Last Wednesday, I and about 27 other birders boarded the Miss Cindy in Vermilion, Ohio, and headed out on Lake Erie. This was one of Jen Brumfield's freshwater "pelagics", and she and crew have drummed up amazing stuff in trip's past. This day, alas, we were treated to weather much too fine for good lake birding: high in the 80's, little wind, and calm conditions for the prior few days. One highs for cool blustery weather, just rough enough that the boat will still go out.

But in spite of that, it was a fantastic trip and I encourage you to try one of these. Jen's pelagics fill fast, and I'm not sure there will be any more opportunities with her this year. However, Black Swamp Bird Observatory has two trips this year; details RIGHT HERE. Sign up for one of them now!

In spite of the calm weather, we saw lots of interesting things. A Red-necked Phalarope, spotted by the inimitable Jerry Talkington, was a great find. So was a first of season Horned Grebe. Good looks at Common and Forster's terns. And lots of Monarchs - yes, Monarch butterflies! It was amazing to see the hardy insects making the open water crossing from Canada. In all, we sailed 67 miles and made it 12-14 miles out from shore. Monarchs, steadfastly winging south, were seen just about everywhere.

Chum-master Ben Warner flings popcorn. He also spewed a lot of oily fish parts overboard. This practice is known as "chumming", and the edible detritus keeps a constant cloud of gulls swirling in the boat's wake. Sometimes rarer gulls come in to investigate, and even birds that shun chum, such as terns, will fly near to see what the hubbub is about. If any jaeger is anywhere near, there's a darn good chance that it will shoot over to add to the ruckus.

While no rare gulls or jaegers materialized this day, the parade of Ring-billed and Herring gulls made for great photo ops. Here, one of each species mixes it up. The former on the left, the latter on the right.

A sleek adult Ring-billed Gulls cruises by. I had a fantastic time shooting images of gulls in flight. Photographing flying birds (well, at least) is not the easiest thing to do. But gulls are relative child's play compared to many species. Nonetheless, good equipment used properly makes a huge difference.

I was shooting my Canon 7D Mark II, coupled to Canon's 100-400mm f/4.5-5.6 II lens. This is an awesome setup for bird photography, especially for handheld shots of flying birds from a moving boat.

An adult Herring Gull tumble-dives towards the chum, while letting his comrades know he's coming. For most of these shots, the camera was set to 1/4000 of a second to thoroughly freeze action. I used auto ISO, as it was a bright day and high ISO's (and their attendant graininess) would not be a problem. Most of my images emerged at ISO 200 to 250. F-stops ranged from f/5 to f/6.3. The 100-400 zooms very smoothly, and I shot these photos at anywhere from a 100mm focal length to the lens' maximum of 400mm. The 7D Mark II has 63 focus points, with myriad combinations possible. For larger birds, especially flying ones, I like to use a tight grid of five active focus points.

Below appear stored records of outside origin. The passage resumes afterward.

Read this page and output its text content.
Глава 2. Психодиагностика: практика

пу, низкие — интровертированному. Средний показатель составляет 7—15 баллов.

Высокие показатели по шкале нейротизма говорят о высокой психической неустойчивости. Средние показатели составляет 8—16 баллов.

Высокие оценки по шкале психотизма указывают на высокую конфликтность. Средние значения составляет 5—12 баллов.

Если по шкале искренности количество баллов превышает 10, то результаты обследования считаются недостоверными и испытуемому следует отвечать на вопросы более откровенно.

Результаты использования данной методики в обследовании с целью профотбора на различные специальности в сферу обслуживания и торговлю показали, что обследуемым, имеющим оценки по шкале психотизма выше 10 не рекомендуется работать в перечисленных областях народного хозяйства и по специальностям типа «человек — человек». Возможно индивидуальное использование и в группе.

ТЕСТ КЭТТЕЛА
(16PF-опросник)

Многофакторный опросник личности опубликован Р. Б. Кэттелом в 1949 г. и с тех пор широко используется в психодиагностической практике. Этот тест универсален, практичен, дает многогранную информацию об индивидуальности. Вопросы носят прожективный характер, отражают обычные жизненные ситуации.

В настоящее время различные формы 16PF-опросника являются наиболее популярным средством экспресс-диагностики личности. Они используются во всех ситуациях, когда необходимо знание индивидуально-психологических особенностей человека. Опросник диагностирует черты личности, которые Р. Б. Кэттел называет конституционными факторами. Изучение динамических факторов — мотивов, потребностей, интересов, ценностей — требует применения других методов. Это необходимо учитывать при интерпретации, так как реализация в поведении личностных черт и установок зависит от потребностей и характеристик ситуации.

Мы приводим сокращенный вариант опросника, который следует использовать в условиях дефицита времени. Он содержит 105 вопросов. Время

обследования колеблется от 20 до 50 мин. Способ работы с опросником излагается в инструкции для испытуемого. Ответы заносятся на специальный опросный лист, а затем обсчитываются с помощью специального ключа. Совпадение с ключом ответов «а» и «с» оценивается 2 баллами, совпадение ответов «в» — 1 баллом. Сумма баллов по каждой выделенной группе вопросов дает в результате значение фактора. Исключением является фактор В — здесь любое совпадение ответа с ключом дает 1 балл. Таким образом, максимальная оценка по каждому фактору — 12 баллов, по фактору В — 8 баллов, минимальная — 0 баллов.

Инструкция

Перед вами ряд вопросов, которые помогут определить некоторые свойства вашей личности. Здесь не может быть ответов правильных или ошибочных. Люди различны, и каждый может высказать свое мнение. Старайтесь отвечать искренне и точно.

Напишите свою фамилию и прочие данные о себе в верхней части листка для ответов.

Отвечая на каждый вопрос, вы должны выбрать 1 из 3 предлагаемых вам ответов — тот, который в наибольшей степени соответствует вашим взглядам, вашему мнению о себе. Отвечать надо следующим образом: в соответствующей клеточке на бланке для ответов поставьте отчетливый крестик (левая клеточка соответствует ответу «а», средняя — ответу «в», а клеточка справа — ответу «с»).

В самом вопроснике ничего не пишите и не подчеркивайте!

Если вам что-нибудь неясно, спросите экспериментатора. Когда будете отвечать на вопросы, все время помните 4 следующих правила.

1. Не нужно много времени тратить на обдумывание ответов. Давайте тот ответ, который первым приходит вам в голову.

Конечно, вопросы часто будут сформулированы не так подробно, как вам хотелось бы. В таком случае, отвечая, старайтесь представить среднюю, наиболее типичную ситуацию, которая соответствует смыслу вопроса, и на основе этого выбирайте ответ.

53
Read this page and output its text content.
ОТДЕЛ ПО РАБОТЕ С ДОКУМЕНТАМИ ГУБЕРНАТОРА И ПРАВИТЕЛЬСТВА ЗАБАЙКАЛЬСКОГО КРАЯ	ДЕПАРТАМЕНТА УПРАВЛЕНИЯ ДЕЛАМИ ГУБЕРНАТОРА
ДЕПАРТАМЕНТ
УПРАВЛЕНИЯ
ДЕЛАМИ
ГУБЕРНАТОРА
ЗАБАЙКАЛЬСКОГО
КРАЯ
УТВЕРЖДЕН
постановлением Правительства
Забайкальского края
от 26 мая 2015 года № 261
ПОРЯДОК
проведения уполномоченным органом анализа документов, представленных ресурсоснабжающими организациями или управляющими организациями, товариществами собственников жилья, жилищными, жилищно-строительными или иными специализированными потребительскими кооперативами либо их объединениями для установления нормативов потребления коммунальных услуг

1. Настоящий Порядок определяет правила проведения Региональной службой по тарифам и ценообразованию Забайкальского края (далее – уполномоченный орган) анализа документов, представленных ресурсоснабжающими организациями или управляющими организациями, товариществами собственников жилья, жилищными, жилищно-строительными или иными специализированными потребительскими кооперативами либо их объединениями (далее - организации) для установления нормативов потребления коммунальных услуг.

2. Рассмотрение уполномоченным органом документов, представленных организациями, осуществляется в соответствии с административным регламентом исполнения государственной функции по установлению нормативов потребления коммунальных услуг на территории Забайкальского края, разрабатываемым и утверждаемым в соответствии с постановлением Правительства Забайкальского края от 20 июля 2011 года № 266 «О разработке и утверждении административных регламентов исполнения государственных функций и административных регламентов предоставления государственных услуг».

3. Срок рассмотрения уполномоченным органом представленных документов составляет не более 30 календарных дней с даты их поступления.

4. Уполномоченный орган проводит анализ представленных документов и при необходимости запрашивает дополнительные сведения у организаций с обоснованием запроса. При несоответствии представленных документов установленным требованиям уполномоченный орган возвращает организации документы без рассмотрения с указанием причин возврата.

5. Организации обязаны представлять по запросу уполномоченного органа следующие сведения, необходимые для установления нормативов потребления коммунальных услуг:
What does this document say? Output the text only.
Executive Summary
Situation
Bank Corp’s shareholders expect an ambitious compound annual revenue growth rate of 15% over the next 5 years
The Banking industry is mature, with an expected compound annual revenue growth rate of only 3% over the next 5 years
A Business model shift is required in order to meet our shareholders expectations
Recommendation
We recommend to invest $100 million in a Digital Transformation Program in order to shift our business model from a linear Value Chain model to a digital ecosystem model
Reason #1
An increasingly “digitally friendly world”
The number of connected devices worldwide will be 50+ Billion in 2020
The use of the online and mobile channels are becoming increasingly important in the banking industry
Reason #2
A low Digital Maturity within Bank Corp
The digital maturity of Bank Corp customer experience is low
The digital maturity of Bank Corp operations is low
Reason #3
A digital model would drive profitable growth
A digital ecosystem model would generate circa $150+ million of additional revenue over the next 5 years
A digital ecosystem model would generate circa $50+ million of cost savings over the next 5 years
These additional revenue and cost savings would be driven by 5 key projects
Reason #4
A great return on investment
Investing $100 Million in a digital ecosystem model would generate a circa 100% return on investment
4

A big challenge with gulls on a sunny day is overexposure. I almost guarantee that if you leave your camera in full auto, or any other setting with the exposure at neutral, you'll end up with blown-out overexposed images. The gleaming white on the birds really causes significant light blowback. For most of these images, the exposure compensation was dialed down a full stop, sometimes a bit more, sometimes a bit less.

Trying to capture the birds in some sort of action pose is great fun, and rewarding when you strike the target. This Herring Gull is in the midst of a quick midflight contortion as it augers into the feeding flock below. A really fast shutter speed is imperative if one hopes to stop the action. It's also important to always remain cognizant of the sun's position, and keep it behind you.

An adult Herring Gull passes by, showing off its glaring yellow eye and pink legs.

This is a first-cycle Herring Gull - a bird in its first year of life. It looks nothing like the adults, and I suppose many nonbirders see mixed flocks of gulls of various ages, and think that the young birds are different species.

This first-cycle Herring Gull floated by so close to the boat that I didn't even have to zoom the lens - this image was taken at 100mm. As always, click the image to enlarge. The detail in the bird's feathers is ornate indeed.

The boat's attendant swarm of gulls offered an outstanding opportunity to not only study the various age classes of Herring Gulls, but also the variation between individuals of the same age. This is a second-cycle bird.

Second cycle, or third?

This, I believe, is the same individual as in the previous photo, but in different light and at a different angle.

And finally, I believe this must be a third cycle Herring Gull that has mostly molted in its gray mantle, but still retains a broad black tail band.

Whatever you call them, gulls are fun to watch, and great practice for in-flight bird photography.